Lone island of the saltless sea!
How wide, how sweet, how fresh and free
How all transporting—is the view
Of rocks and skies and waters blue
Uniting, as a song’s sweet strains
To tell, here nature only reigns.
Ah, nature! here forever sway
Far from the haunts of men away
For here, there are no sordid fears,
No crimes, no misery, no tears
No pride of wealth; the heart to fill,
No laws to treat my people ill.
This poem is in the public domain. Published in Poem-a-Day on November 12, 2022, by the Academy of American Poets.

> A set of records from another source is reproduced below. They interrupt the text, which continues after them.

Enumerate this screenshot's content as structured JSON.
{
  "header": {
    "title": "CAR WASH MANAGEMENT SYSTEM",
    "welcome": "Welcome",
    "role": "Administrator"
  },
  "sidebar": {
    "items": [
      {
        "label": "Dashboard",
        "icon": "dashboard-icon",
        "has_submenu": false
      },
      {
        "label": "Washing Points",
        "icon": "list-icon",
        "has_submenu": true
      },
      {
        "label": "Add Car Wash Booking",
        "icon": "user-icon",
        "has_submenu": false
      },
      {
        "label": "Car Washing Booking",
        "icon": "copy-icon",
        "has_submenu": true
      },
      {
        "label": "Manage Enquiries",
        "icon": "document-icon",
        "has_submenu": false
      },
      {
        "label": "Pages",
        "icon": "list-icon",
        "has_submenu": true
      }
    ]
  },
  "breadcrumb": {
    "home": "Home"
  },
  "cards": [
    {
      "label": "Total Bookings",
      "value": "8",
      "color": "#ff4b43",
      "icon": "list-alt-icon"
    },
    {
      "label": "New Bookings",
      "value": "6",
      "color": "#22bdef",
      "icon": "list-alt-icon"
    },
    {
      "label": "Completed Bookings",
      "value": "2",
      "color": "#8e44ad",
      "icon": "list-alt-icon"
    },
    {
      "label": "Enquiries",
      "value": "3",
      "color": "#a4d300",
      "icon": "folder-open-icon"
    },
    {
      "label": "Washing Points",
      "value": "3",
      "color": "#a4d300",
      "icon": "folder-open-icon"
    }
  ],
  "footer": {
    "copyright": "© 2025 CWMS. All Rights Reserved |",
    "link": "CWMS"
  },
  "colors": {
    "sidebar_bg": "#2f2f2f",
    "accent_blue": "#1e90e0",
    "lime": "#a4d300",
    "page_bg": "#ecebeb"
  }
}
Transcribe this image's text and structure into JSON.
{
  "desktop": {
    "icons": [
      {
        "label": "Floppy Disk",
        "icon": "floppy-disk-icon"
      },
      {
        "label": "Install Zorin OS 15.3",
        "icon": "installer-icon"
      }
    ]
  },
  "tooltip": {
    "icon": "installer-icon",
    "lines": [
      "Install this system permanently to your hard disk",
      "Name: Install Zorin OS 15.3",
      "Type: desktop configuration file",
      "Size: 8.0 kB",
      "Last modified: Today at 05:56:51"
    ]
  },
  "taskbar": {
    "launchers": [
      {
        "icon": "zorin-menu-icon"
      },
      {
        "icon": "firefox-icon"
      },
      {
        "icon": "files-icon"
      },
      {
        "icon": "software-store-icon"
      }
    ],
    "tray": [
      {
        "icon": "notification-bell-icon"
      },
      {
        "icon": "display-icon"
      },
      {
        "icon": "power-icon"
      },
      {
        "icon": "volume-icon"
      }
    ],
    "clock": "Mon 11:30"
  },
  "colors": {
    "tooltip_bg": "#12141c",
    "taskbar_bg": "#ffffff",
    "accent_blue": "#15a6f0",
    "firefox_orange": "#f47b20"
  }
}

“Lines Written at Castle Island, Lake Superior” is a translation of an original poem written in Anishinaabemowin by Jane Johnston Schoolcraft, translated either by the poet herself or by her husband, Henry Rowe Schoolcraft; at present, only the translation survives. As Robert Dale Parker, professor of English and American Indian studies at the University of Illinois, notes in The Sound the Stars Make Rushing Through the Sky: The Writings of Jane Johnston Schoolcraft (University of Pennsylvania Press, 2007), various drafts of the translation exist within multiple manuscripts, including one by her husband that recounts a journey across Lake Superior, when the poet traveled with her husband and children to an unnamed, isolated island, for which she provided the name “Castle Island” on account of its “castellated appearance at a distance.” Parker writes, “The resentment of cosmopolitan artificiality fits what we might expect from someone who preferred life away from the cities and resented the exoticizing gaze she met in New York. Even so, the resentment of laws that mistreat her people stands out with its uncharacteristically direct political statement. [. . .] It seems telling that poetry in general and poetry about her devotion to the region in particular would bring out from Jane Johnston Schoolcraft this passionate anticolonialist lament.”